Tuesday, 11 March 2008
Mossbourne's minor miracle in Hackney
Here's a strange one. Every week in the Education Guardian diary, we are treated to digs at academies - the schools that are lifting standards in our poorest areas - in a diary co-written by the leading light in the Anti-Academies Alliance Francis Beckett. This week, he has a pop at the hugely successful Mossbourne Academy in Hackney, which has transformed the lives of hundreds of youngsters. I've spoken to many of the students, and seen the excellent teaching and the innovative work to combat transition problems at age 11. Around 37% of its pupils are in receipt of free school meals (FSM) - well over twice the national average - yet it achieves some of the best Key Stage 3 results in the country (as the school started from scratch, the pupils have yet to sit GCSEs) and has been declared 'outstanding' by Ofsted inspectors.
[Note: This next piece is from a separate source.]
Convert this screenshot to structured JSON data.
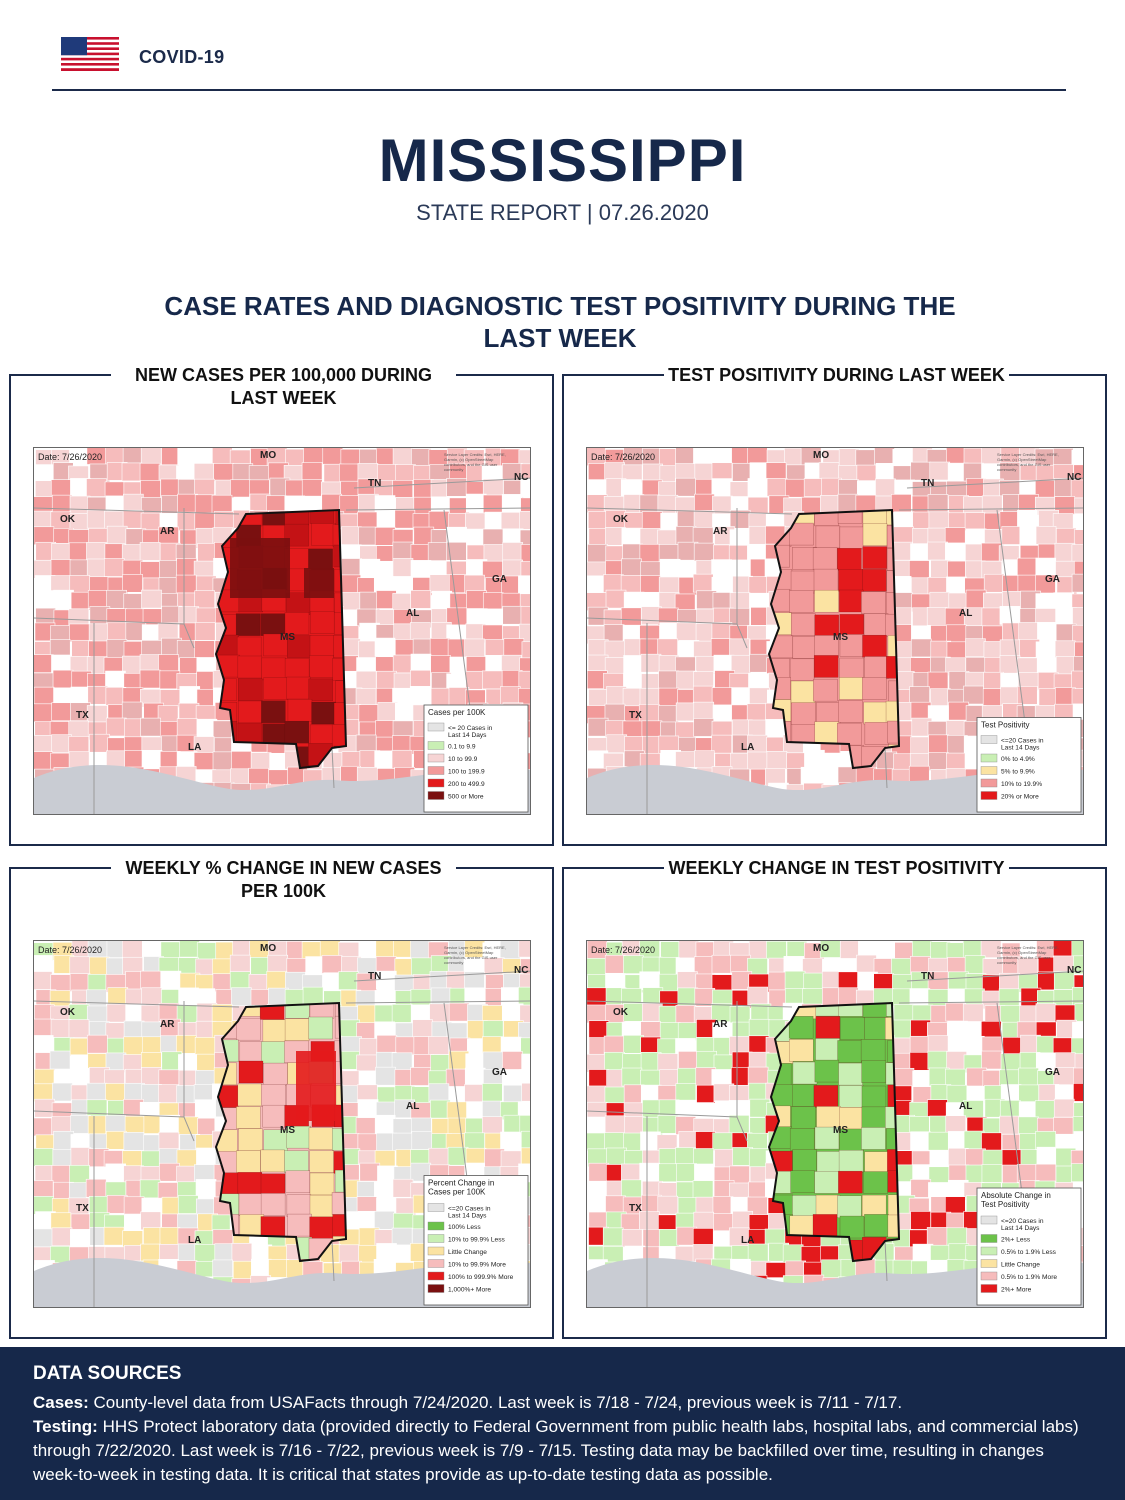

But this is not good enough for Beckett who jeers that 77% of the pupils at the predecessor school Hackney Downs (which was rightly closed by a 'hit squad' in 1996 after dismal Ofsted reports) were getting free dinners. Indeed: there were just 436 pupils on the register at that stage, because those who had the slightest chance of getting a place elsewhere wouldn't touch the school (this didn't stop it becoming a Trotskyist cause celebre). Do the maths: in 1994, 335 pupils were on FSM and 11% got five good GCSEs. Today, the school is thriving, filling each form of entry with just over 200 pupils; when full, it will have 1000 pupils including at least as many FSM pupils as when it closed, but a much wider social mix too, which most experts think is crucial in lifting standards for all. Oh, and there is the minor fact that the disadvantaged pupils are getting a first-class education too.